Her husband, in an attempt to prove to her that these were hallucinations, took pictures of the neighbour’s yard and the bed in their house. Surprisingly, when shown these photos, the patient continued to identify the same children playing in the yard and the same brunette woman sleeping under the covers. This perception was present every time the patient looked at these photos. Within 6 months of stopping ropinirole and titrating quetiapine to 75 mg every night at bedtime the hallucinations were less severe and shorter in duration, but the patient continued to see them in the photos.
Link to locked article in BMJ Case Reports.
3 thoughts on “Photographing hallucinations”
This makes sense from a psychoanalytic point of view. The hallucination is a piece of transformed and distorted unconscious content, and the photos act as an associative trigger which produce a specific piece of transference: the hallucination. Think of how an old song can trigger a feeling state. The principle is the same.
It’s the ones sitting quietly in the living room that are the most disturbing…
If I ever develop PD I’m going to be buying a LOT of bright lamps and so on.
Wait did they take identical pictures of the same scenes when an episode was not occurring, or the subject was not present according to the hallucinator?
Since if they had a sort of Control like that… and the patient could tell the difference between the pictures, that would be undetectable to anyones eye… the implications would be staggering.

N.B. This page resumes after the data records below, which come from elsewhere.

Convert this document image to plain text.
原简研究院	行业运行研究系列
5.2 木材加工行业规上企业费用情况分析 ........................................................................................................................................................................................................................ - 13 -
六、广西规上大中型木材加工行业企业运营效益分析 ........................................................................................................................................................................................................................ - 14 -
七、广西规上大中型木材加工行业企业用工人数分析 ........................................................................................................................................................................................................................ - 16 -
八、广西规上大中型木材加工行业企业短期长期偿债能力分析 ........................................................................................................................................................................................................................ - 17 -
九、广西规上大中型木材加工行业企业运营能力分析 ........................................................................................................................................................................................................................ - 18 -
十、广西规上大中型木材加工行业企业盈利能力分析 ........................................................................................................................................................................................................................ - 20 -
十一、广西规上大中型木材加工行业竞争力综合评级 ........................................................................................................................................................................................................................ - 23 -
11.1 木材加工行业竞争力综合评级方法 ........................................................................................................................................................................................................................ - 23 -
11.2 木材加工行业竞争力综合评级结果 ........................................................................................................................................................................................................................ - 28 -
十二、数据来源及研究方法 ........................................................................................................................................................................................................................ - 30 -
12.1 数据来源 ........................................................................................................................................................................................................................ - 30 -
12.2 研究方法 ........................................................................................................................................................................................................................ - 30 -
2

Perhaps schizophrenics are not experiencing positive hallucinations like traditional theories would claim. But that perhaps the majority of us are experiencing negative ones… and the truth is somewhere in the middle… since being able to tell two pictures apart that are identical and still see images in them, would imply that there is some sort of information there that the rest of society cannot examine, even if the schizophrenic examines it erroneously… at least he is aware of it existing. I know this is a lot of speculation but I really want to know more about this study… because this sounds a bit more complex than a trigger causing the hallucination to replay in freez frame.
Not to sound nutty, but perhaps the light on the film records more than we are ready for.